L'argent sale c'est tout ce qui n'est pas gagné par les filières régulières. Toute somme dont le propriétaire ne peut pas en justifier la provenance légale, c'est-à-dire qu'elle est le produit d'une activité normale et non suspecte.
Or que d'activités apparemment normales en Haïti mais qui ne sont pas déclarées (déclarables) officiellement. Comme les jeux de hasard. La 'borlette' privée. On est étonné d'apprendre qu'il y a plus d'une soixantaine de casinos opérant en Haïti.
Mais ce n'est pas tout. La prostitution qui paraît si naturelle. Les enfants en domesticité et pouvant donner lieu à des réseaux organisés.
Les nouveaux projets de loi couvrent tous ces domaines.
Donc d'abord identifier le crime de blanchiment, qui couvre un domaine très très large.

L'Etat de droit ? ...
Secundo, la justice haïtienne va-t-elle vraiment mettre les nouvelles législations en application ?
L'Etat de droit, ce n'est pas encore notre fort.
Donc ce n'est pas tout de voter des lois, faut-il une justice qui puisse les appliquer ?
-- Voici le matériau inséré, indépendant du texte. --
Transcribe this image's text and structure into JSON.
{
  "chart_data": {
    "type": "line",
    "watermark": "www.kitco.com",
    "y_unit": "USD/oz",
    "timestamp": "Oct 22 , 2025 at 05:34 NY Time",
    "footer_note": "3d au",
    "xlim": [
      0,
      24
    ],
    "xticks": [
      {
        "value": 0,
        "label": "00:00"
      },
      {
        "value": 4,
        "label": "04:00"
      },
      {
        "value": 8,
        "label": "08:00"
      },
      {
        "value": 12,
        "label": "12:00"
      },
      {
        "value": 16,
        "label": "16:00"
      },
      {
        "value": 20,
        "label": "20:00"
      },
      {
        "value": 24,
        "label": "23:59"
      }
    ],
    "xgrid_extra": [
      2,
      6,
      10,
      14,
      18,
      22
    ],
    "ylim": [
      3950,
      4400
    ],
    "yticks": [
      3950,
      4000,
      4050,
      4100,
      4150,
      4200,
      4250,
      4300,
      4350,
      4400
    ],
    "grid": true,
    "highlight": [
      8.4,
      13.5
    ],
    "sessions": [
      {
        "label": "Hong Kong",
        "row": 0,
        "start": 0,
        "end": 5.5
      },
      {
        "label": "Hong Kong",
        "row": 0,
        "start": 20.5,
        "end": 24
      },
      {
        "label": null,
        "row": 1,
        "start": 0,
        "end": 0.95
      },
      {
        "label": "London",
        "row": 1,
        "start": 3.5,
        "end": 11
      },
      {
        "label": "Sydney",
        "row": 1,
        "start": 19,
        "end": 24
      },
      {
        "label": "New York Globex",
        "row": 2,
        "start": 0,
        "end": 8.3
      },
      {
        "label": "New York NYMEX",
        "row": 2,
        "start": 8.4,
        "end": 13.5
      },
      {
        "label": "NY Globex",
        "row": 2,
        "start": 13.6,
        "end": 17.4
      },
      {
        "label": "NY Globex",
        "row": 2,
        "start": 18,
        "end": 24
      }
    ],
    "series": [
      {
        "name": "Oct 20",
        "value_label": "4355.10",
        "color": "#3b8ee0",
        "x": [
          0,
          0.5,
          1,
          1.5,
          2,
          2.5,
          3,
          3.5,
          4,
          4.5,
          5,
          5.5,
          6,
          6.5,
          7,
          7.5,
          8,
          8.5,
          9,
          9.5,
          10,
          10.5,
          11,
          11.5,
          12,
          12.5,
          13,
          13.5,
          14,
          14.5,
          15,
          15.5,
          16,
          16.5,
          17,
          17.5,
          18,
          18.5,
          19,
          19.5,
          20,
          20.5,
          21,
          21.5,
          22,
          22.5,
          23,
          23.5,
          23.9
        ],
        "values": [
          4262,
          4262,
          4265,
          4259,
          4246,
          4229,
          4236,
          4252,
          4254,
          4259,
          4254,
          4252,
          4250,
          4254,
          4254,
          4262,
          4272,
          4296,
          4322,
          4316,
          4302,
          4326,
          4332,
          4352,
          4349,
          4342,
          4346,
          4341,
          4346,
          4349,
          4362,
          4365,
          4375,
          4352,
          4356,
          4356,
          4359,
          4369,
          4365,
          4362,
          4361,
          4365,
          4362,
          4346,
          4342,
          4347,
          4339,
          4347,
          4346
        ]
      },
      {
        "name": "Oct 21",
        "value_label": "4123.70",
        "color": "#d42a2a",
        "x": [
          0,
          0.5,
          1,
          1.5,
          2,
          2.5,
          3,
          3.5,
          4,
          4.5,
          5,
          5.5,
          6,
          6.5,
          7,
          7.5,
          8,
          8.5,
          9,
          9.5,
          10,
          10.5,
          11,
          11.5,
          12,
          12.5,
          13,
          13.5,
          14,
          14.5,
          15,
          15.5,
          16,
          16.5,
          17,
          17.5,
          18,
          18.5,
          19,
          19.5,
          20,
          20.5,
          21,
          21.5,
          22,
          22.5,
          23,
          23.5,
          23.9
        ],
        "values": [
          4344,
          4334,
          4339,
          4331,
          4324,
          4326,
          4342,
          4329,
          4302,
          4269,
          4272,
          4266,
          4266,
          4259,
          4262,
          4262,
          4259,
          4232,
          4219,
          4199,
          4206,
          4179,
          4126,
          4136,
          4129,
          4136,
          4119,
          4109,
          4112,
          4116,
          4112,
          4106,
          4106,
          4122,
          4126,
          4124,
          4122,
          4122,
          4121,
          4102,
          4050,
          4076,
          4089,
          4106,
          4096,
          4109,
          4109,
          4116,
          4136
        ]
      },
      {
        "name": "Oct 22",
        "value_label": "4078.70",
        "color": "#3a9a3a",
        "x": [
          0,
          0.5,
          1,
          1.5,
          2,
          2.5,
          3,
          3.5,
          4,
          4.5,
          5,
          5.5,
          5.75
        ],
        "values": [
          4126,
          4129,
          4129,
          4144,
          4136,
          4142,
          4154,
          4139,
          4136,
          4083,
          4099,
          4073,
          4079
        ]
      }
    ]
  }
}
On ne peut pas dire que c'est encore le cas.
On peut même dire que ratifier les projets de loi et les voter au parlement c'est le plus facile. Mais comment concrétiser leur application ?
Sinon c'est peine perdue, si les suspects devaient arriver à toujours pouvoir tourner la justice en dérision.
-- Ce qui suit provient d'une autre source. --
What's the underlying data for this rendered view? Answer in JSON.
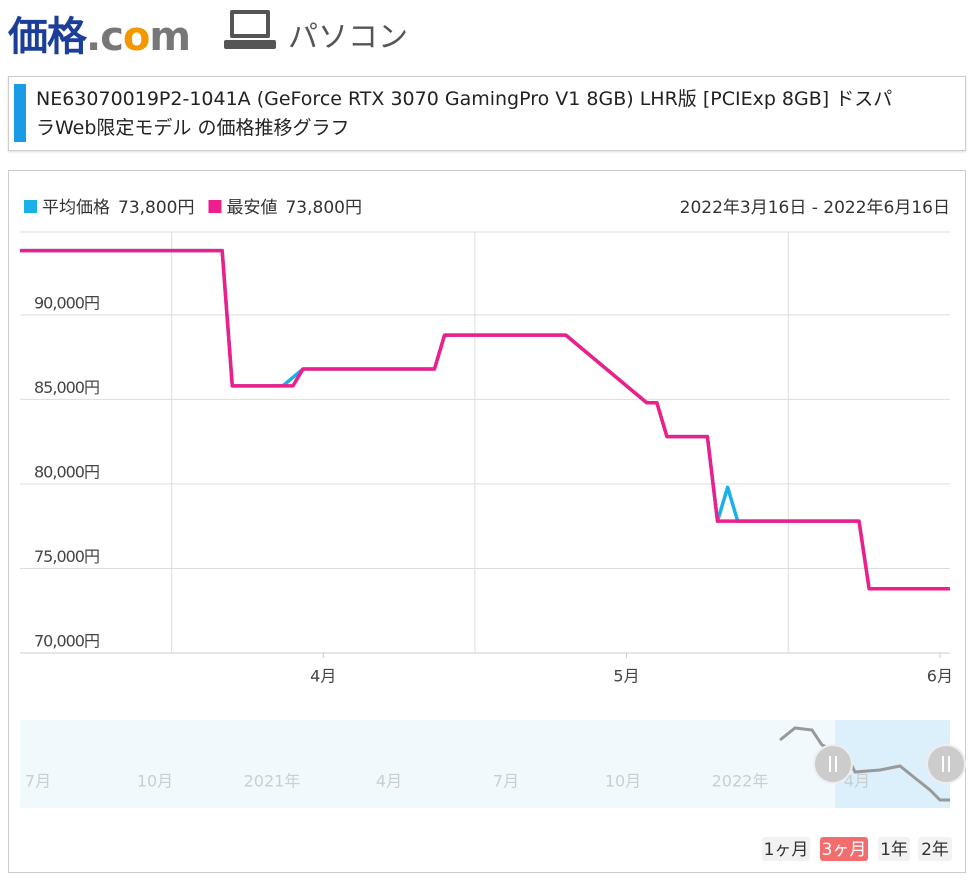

Outre que la menace contre l'économie nationale ne serait pas écartée.
Donc avant même de rechercher les suspects pour les inculper, faut-il d'abord identifier le crime pour le grand public. Et éduquer notre société à ce sujet.
Et comme on dit que le poisson pourrit toujours à la tête, commencer avec les gros poissons. Pour donner l'exemple.
C'est donc plus qu'une affaire de loi mais un problème de société.
Les pouvoirs exécutif et législatif font ce qui leur revient. Mais le problème reste entier.